With the release of Battlefield 4, focii seemed to shift considerably. Less attention was given to the widespread terrain and building destruction featured in BC2 and BF3, and more to “Levolution“, large-scale semi-scripted events that could be triggered by players, which would typically result in major changes to the landscape of a given map. Bridges could be blown, mansions could be leveled and construction crane brought crashing down into skyscrapers and city streets. While this added an extra level of awe to the game, the prevalence of smaller destruction events, like blowing holes through walls or ceilings, seemed to wane. On top of that, BF4 added a plethora of new weapons, accessories, and the ability to counter the previously one-hit-kill melee execution, and of course new maps. But it was very much the sort of thing that would have been an expansion, or at least a major patch, just five years earlier. As such, I didn’t purchase it, because I viewed it as a patch with a $60 price tag, and I wasn’t willing to pay it. It didn’t help that the game had serious technical problems, such as an extremely low tick rate, which only contributed to major difficulties landing hits on enemy players.

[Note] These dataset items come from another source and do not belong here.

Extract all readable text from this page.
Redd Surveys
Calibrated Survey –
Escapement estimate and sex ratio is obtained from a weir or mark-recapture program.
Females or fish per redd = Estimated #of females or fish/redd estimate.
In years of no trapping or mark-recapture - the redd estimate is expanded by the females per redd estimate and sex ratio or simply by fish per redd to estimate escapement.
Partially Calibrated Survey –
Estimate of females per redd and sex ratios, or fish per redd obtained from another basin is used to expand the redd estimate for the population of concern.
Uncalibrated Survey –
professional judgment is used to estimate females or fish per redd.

Then, DICE was bit by the heist bug. Spurred by the success of games like Payday 2, they decided to trade the military fatigues for a set of blues and make a cops-and-robbers game, calling it Battlefield Hardline. Once again, it felt like something a developer might have added as a new game mode via expansion pack, were it released several years earlier, and so far it has been perceived even by its fans and supporters as little more than a reskin, and has yet to surpass its predecessor in player base. Most damning for me personally is the lack of playtime value: I’ve played just 10 hours of Hardline thus far, and already I feel finished. The game just doesn’t feel as varied or deep as BF3. I feel no motivation to continue.

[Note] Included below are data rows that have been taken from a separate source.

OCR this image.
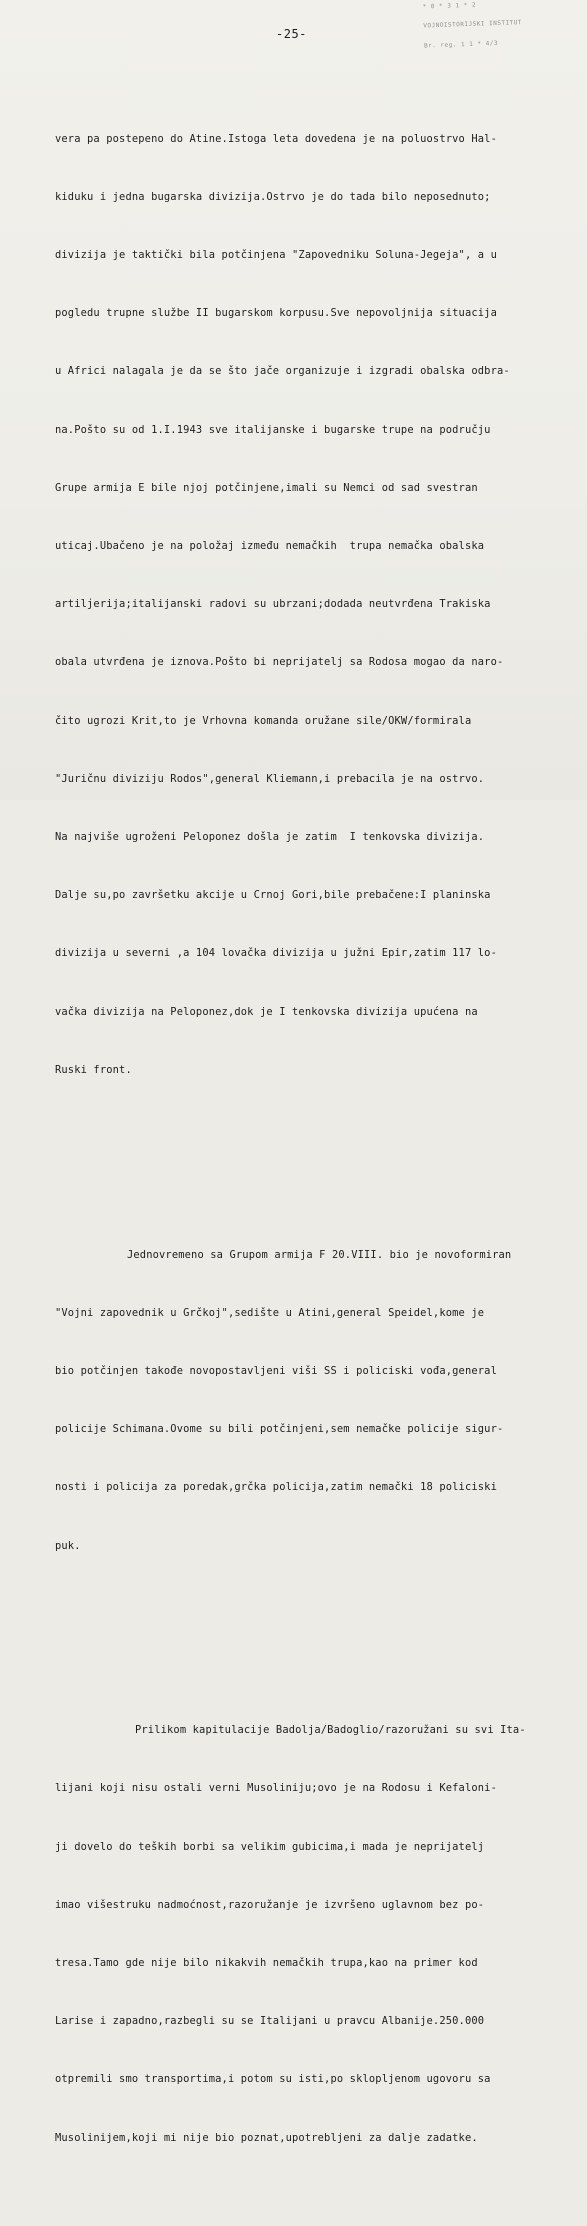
* 0 * 3 1 * 2
VOJNOISTORIJSKI INSTITUT
Br. reg. 1 1 * 4/3
-25-

vera pa postepeno do Atine.Istoga leta dovedena je na poluostrvo Hal-

kiduku i jedna bugarska divizija.Ostrvo je do tada bilo neposednuto;

divizija je taktički bila potčinjena "Zapovedniku Soluna-Jegeja", a u

pogledu trupne službe II bugarskom korpusu.Sve nepovoljnija situacija

u Africi nalagala je da se što jače organizuje i izgradi obalska odbra-

na.Pošto su od 1.I.1943 sve italijanske i bugarske trupe na području

Grupe armija E bile njoj potčinjene,imali su Nemci od sad svestran

uticaj.Ubačeno je na položaj između nemačkih  trupa nemačka obalska

artilјerija;italijanski radovi su ubrzani;dodada neutvrđena Trakiska

obala utvrđena je iznova.Pošto bi neprijatelj sa Rodosa mogao da naro-

čito ugrozi Krit,to je Vrhovna komanda oružane sile/OKW/formirala

"Juričnu diviziju Rodos",general Kliemann,i prebacila je na ostrvo.

Na najviše ugroženi Peloponez došla je zatim  I tenkovska divizija.

Dalje su,po završetku akcije u Crnoj Gori,bile prebačene:I planinska

divizija u severni ,a 104 lovačka divizija u južni Epir,zatim 117 lo-

vačka divizija na Peloponez,dok je I tenkovska divizija upućena na

Ruski front.

Jednovremeno sa Grupom armija F 20.VIII. bio je novoformiran

"Vojni zapovednik u Grčkoj",sedište u Atini,general Speidel,kome je

bio potčinjen takođe novopostavljeni viši SS i policiski vođa,general

policije Schimana.Ovome su bili potčinjeni,sem nemačke policije sigur-

nosti i policija za poredak,grčka policija,zatim nemački 18 policiski

puk.

Prilikom kapitulacije Badolja/Badoglio/razoružani su svi Ita-

lijani koji nisu ostali verni Musoliniju;ovo je na Rodosu i Kefaloni-

ji dovelo do teških borbi sa velikim gubicima,i mada je neprijatelj

imao višestruku nadmoćnost,razoružanje je izvršeno uglavnom bez po-

tresa.Tamo gde nije bilo nikakvih nemačkih trupa,kao na primer kod

Larise i zapadno,razbegli su se Italijani u pravcu Albanije.250.000

otpremili smo transportima,i potom su isti,po sklopljenom ugovoru sa

Musolinijem,koji mi nije bio poznat,upotrebljeni za dalje zadatke.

The decline of DICE, seen through the lens of review scores.

Now the record is preparing itself for another spin on the turntable, with the highly-teased development of Battlefront. Many, like Jim Sterling, are realizing how burned they’ve been over the years by developers like DICE. He hears they’re developing a new game and immediately worries about what new ways they will come up with to exploit customers. Not that it’s his fault–DICE has done this to themselves. Or perhaps it’s more accurate (and less scathing) to say that EA did this to them. Either way, it’s a sad tale to recount for someone who clearly remembers the days when they endlessly bashed Call of Duty‘s DLC model and broken game mechanics.

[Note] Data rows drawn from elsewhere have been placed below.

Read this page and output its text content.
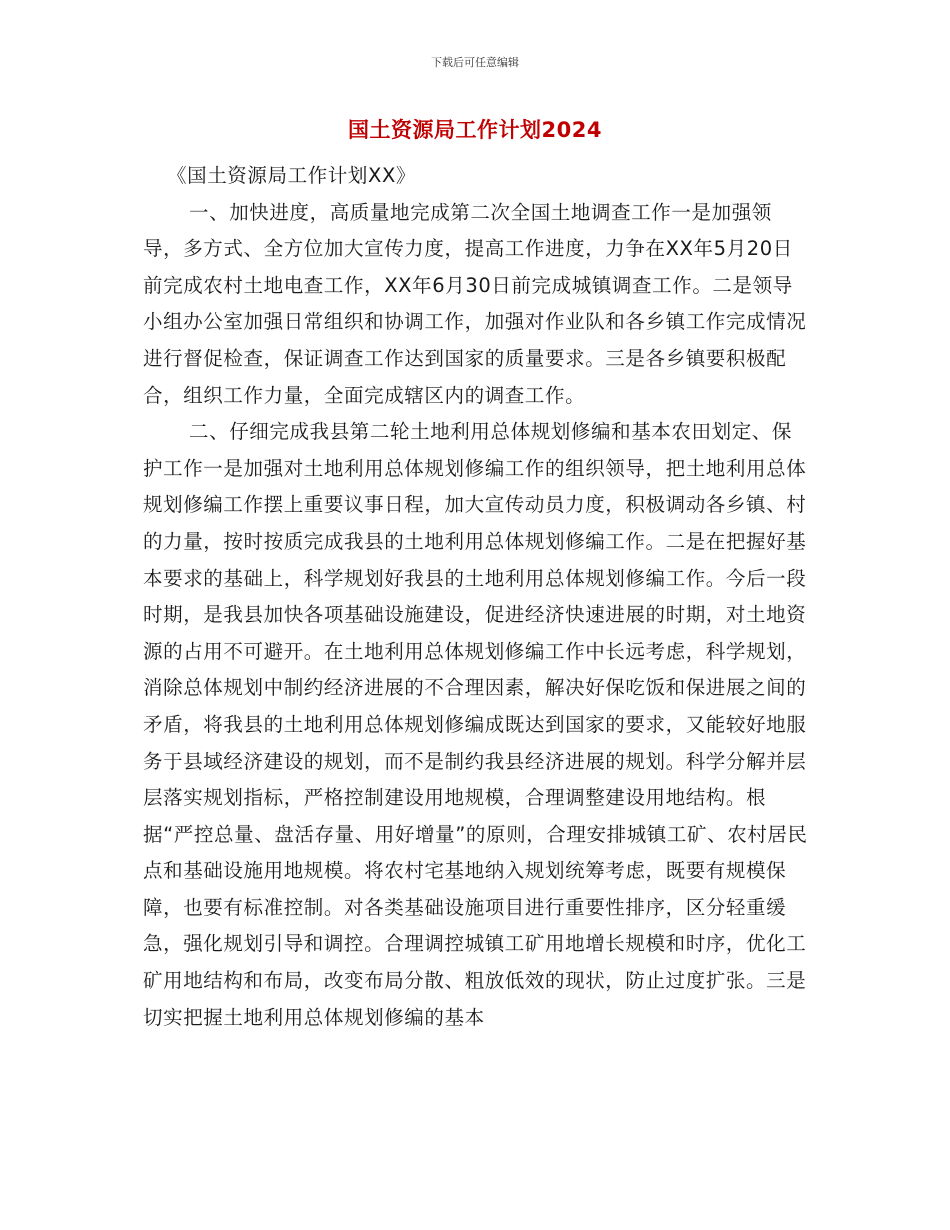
下载后可任意编辑
国土资源局工作计划2024

《国土资源局工作计划XX》

一、加快进度，高质量地完成第二次全国土地调查工作一是加强领导，多方式、全方位加大宣传力度，提高工作进度，力争在XX年5月20日前完成农村土地电查工作，XX年6月30日前完成城镇调查工作。二是领导小组办公室加强日常组织和协调工作，加强对作业队和各乡镇工作完成情况进行督促检查，保证调查工作达到国家的质量要求。三是各乡镇要积极配合，组织工作力量，全面完成辖区内的调查工作。

二、仔细完成我县第二轮土地利用总体规划修编和基本农田划定、保护工作一是加强对土地利用总体规划修编工作的组织领导，把土地利用总体规划修编工作摆上重要议事日程，加大宣传动员力度，积极调动各乡镇、村的力量，按时按质完成我县的土地利用总体规划修编工作。二是在把握好基本要求的基础上，科学规划好我县的土地利用总体规划修编工作。今后一段时期，是我县加快各项基础设施建设，促进经济快速进展的时期，对土地资源的占用不可避开。在土地利用总体规划修编工作中长远考虑，科学规划，消除总体规划中制约经济进展的不合理因素，解决好保吃饭和保进展之间的矛盾，将我县的土地利用总体规划修编成既达到国家的要求，又能较好地服务于县域经济建设的规划，而不是制约我县经济进展的规划。科学分解并层层落实规划指标，严格控制建设用地规模，合理调整建设用地结构。根据“严控总量、盘活存量、用好增量”的原则，合理安排城镇工矿、农村居民点和基础设施用地规模。将农村宅基地纳入规划统筹考虑，既要有规模保障，也要有标准控制。对各类基础设施项目进行重要性排序，区分轻重缓急，强化规划引导和调控。合理调控城镇工矿用地增长规模和时序，优化工矿用地结构和布局，改变布局分散、粗放低效的现状，防止过度扩张。三是切实把握土地利用总体规划修编的基本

The worst part: So far, the fears appear to be well-founded. The list of features thus far announced for Battlefront is lacking, to say the least, in comparison to its immediate predecessor. Already people are listing reasons not to buy the game (or at least preorder it), almost all of them making the same analogy, and ones that don’t instead focus on the fact that DLC has already been announced for the game. If DICE isn’t paying attention to all the cynics they’ve made with their development practices over the past ten years, this game will be a barely-remembered one…or it will be etched in granite slabs for generations to come, a cautionary tale of how to ruin one’s legacy in a most efficient manner.

And if they are paying attention and plan to make more huge reveals before launch, I welcome it. One rarely wants to be proven wrong, but this is a subject in which I would be happy to.